Ja rozumiem, że komuś z geograficznego i mentalnego Wschodu może się wydawać, iż wymyślając HiT obdarzył młodych czymś o wiele wnikliwszym niż mędrca szkiełko i oko. Historia Iluminacja Tubylczość – tak bym rozwinął nazwę tego przedmiotu. Zerkając w program (mesjanistycznym Mickiewiczem podszyty) ośmielam się twierdzić, że HiT nie pomoże nikomu zrozumieć mechanizmów współczesności.
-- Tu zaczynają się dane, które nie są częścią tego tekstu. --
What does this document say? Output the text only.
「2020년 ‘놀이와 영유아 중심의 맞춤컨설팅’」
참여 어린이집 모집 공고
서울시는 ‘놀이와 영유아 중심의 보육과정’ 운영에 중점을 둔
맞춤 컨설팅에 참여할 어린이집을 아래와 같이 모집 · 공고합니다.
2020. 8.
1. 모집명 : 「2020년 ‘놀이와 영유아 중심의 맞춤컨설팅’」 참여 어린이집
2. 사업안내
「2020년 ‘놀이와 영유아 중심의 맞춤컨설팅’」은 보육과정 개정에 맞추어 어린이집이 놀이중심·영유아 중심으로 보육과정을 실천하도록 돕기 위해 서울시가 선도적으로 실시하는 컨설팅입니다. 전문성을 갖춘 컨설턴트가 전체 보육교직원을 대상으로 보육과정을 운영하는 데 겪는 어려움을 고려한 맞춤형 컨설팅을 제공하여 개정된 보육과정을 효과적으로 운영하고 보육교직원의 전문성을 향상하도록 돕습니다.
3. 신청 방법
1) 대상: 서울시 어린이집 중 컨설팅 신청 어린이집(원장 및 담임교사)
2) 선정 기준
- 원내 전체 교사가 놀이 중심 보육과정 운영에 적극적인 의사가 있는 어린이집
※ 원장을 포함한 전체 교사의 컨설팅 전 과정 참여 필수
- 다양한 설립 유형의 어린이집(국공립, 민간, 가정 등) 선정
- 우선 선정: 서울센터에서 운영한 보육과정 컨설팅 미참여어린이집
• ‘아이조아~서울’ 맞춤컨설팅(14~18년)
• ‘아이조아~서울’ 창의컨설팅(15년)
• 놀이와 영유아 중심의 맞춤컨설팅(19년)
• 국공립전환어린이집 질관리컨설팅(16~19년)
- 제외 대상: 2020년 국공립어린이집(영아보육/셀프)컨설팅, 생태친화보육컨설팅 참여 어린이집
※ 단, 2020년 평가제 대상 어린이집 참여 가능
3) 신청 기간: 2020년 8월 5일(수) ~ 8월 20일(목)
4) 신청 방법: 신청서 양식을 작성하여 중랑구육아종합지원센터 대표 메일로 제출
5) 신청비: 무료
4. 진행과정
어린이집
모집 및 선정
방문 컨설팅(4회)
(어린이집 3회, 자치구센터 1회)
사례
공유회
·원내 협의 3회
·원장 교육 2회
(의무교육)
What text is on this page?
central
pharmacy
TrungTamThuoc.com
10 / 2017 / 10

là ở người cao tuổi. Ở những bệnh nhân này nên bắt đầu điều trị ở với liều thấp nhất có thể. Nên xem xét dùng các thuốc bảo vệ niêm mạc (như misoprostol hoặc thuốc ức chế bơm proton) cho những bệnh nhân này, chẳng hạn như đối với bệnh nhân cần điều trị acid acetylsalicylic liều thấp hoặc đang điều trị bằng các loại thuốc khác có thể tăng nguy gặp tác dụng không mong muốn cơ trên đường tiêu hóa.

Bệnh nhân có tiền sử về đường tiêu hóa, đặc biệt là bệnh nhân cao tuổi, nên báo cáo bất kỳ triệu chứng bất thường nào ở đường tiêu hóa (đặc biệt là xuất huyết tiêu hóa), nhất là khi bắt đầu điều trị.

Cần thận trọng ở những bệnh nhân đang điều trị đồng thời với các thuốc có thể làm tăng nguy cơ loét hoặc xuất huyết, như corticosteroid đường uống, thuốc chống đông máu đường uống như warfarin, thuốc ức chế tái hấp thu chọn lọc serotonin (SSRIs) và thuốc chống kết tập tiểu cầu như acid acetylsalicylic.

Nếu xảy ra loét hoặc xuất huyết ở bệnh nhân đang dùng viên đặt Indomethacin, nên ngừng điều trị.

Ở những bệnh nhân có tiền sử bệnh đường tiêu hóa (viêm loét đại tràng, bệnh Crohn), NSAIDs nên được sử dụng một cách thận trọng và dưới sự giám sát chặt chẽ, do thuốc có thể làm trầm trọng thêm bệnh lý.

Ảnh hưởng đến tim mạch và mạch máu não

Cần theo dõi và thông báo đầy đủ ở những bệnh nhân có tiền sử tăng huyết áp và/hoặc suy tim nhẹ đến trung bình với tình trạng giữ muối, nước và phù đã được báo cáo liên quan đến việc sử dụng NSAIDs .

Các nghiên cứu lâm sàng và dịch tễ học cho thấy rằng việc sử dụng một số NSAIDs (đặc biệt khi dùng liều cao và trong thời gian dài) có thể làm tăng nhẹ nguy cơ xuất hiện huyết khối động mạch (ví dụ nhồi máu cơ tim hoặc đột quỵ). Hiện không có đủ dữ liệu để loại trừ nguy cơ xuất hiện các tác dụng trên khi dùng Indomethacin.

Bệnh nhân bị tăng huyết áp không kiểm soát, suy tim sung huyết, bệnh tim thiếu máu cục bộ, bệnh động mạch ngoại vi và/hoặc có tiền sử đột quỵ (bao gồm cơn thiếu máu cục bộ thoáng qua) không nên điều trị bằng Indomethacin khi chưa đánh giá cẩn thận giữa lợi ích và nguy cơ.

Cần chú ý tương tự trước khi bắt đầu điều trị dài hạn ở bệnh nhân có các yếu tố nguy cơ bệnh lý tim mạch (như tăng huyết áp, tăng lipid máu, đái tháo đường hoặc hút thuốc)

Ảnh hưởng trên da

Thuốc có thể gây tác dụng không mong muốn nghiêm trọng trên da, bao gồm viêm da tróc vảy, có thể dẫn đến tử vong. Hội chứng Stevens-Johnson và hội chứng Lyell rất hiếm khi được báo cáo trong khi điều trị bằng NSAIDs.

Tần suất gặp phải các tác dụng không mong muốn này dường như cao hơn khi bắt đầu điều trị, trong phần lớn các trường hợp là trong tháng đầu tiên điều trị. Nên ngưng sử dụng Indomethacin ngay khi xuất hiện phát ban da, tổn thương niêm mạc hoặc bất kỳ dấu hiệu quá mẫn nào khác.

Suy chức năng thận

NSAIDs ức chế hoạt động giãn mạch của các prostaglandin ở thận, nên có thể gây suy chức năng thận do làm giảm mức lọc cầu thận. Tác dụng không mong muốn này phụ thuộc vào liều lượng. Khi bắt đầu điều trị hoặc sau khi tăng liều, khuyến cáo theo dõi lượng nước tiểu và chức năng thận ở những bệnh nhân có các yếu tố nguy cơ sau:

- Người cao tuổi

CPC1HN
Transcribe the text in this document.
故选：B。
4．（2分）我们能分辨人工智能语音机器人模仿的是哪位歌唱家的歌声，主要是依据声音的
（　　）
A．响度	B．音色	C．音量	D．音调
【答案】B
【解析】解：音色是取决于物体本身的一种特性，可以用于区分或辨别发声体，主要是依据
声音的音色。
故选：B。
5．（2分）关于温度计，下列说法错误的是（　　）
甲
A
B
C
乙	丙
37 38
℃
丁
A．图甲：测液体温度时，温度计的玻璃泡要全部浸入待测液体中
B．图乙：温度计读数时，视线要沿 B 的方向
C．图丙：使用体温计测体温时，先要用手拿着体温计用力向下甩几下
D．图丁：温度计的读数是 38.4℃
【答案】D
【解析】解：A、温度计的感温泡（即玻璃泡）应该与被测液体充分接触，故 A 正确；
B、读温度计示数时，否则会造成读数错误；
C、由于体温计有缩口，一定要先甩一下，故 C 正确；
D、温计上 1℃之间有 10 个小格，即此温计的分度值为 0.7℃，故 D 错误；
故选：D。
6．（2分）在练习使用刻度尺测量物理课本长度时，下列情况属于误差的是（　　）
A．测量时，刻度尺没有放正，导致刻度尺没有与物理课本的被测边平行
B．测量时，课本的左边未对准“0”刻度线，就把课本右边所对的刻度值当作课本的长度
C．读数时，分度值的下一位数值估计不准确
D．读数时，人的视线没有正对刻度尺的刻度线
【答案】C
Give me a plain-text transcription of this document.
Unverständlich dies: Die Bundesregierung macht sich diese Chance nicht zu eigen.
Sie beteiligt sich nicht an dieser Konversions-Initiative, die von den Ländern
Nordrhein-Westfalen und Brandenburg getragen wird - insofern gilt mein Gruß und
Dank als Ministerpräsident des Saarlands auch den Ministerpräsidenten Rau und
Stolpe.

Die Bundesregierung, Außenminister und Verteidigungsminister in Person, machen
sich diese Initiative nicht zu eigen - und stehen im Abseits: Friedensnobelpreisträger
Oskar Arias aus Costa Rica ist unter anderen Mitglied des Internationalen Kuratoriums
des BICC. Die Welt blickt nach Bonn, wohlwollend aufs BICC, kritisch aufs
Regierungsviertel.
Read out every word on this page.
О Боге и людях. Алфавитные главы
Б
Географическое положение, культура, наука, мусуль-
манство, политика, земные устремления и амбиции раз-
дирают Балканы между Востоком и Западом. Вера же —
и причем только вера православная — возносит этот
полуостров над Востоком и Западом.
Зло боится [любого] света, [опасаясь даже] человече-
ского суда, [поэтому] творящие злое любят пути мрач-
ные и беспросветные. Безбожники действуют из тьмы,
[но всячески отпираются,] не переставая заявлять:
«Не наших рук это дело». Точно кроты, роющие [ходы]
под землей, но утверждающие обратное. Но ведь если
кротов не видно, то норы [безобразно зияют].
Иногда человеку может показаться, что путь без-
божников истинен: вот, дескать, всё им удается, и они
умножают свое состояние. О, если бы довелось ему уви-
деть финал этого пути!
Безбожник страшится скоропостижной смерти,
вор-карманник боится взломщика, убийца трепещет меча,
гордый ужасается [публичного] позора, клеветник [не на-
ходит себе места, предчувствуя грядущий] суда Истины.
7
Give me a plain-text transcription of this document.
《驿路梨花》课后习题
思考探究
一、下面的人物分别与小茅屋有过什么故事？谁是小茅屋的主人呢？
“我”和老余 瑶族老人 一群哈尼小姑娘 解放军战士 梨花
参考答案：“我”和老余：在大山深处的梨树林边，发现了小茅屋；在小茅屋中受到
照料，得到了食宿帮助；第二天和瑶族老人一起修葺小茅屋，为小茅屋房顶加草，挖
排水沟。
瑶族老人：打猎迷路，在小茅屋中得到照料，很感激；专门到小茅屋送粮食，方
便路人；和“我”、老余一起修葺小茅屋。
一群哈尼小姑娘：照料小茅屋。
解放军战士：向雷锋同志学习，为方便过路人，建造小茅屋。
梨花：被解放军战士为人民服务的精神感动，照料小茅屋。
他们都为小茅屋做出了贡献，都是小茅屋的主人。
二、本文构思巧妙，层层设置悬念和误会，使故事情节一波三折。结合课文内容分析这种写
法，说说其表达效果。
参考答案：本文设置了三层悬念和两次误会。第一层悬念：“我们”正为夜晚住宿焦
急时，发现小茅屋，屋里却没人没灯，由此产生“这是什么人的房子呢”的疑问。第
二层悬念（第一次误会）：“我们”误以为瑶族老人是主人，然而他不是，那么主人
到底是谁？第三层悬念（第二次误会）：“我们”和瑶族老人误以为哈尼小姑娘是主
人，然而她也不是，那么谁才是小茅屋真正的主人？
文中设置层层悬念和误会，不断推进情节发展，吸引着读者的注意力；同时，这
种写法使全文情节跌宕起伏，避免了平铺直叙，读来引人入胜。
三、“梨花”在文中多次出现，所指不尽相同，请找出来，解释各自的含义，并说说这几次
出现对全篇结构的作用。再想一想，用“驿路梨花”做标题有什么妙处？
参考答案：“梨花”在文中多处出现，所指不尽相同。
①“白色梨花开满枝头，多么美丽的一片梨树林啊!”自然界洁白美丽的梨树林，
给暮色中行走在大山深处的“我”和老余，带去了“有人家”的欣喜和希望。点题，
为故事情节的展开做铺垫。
Natomiast na pewno zrozumienie to ułatwiają wymienione tu uczelnie i czołowe uniwersytety, jak UEK i UJ. Co nas ratuje.
Problem w tym, że aby w ogóle rozpocząć pracę z pierwszymi rocznikami, uczelnie muszą coraz częściej solidnie, miesiącami, (re)edukować narybek, i to na poziomie często wręcz podstawowym. A przecież i tak są w komfortowej sytuacji: trafia do nich kwiat polskiej młodzieży – z całej Polski. Ci młodzi mają za sobą najlepsze szkoły i tysiące godzin korepetycji. Rodzice w nich zainwestowali – świadomi faktu, że polska szkoła jest miejscem, w którym niedobitki fantastycznych nauczycieli (typu Siłacz/ka) walczą z coraz durniejszymi wymogami systemu i finansowym upodleniem (podwyżka o 4,4 proc. przy 80 proc. dla członków rządu urosła do rangi symbolu).
Od nowego roku szkolnego kadrowa sytuacja szkół jeszcze się pogorszy. A wszystko w realiach, w których - z jednej strony - trzeba ogarnąć naukę 200 tys. uchodźców, a z drugiej - cyfrowe kompetencje stają się sprawą życia i śmierci. Bo, owszem, youtuber może się wydawać pustą fanaberią, ale inżynier IT, robotyk, spec od CX lub AD – już nie. To nasza najlepiej pojęta PRZYSZŁOŚĆ.
Jeszcze niedawno ludzkie potrzeby tworzyły algorytmy. Dzisiaj coraz częściej algorytmy tworzą ludzkie potrzeby. Nie jesteśmy w stanie przewidzieć, co na dłuższą metę wyniknie z tej interakcji. Mówił o tym prof. Ryszard Tadeusiewicz, były rektor AGH (która po angielsku nazywa się od dawna Uniwersytetem Technologii i Nauki) podczas arcyciekawej debaty, jaką miałem przyjemność prowadzić w krakowskiej Cricotece. Duch Tadeusza Kantora, patrona zjawiskowego miejsca, krążył gdzieś między nami, a myśmy próbowali wyciągnąć od wizjonera znaki na przyszłość, choćby tę najbliższą. Ktoś (może On?) rzucił wreszcie: Czytajcie Lema.
Faktycznie, krakowianin, którego istnieniu zaprzeczał inni wizjoner - Philip K. Dick, zaskakująco dużo przewidział. Próbował też – co chyba ważniejsze od samej technologii – wywnioskować, jak cudowne nowe narzędzia wymyślone przez człowieka, te realne, i te wirtualne, zmienią naszą jaźń i duszę. Ta zmiana właśnie się dokonuje. Z nami lub bez nas.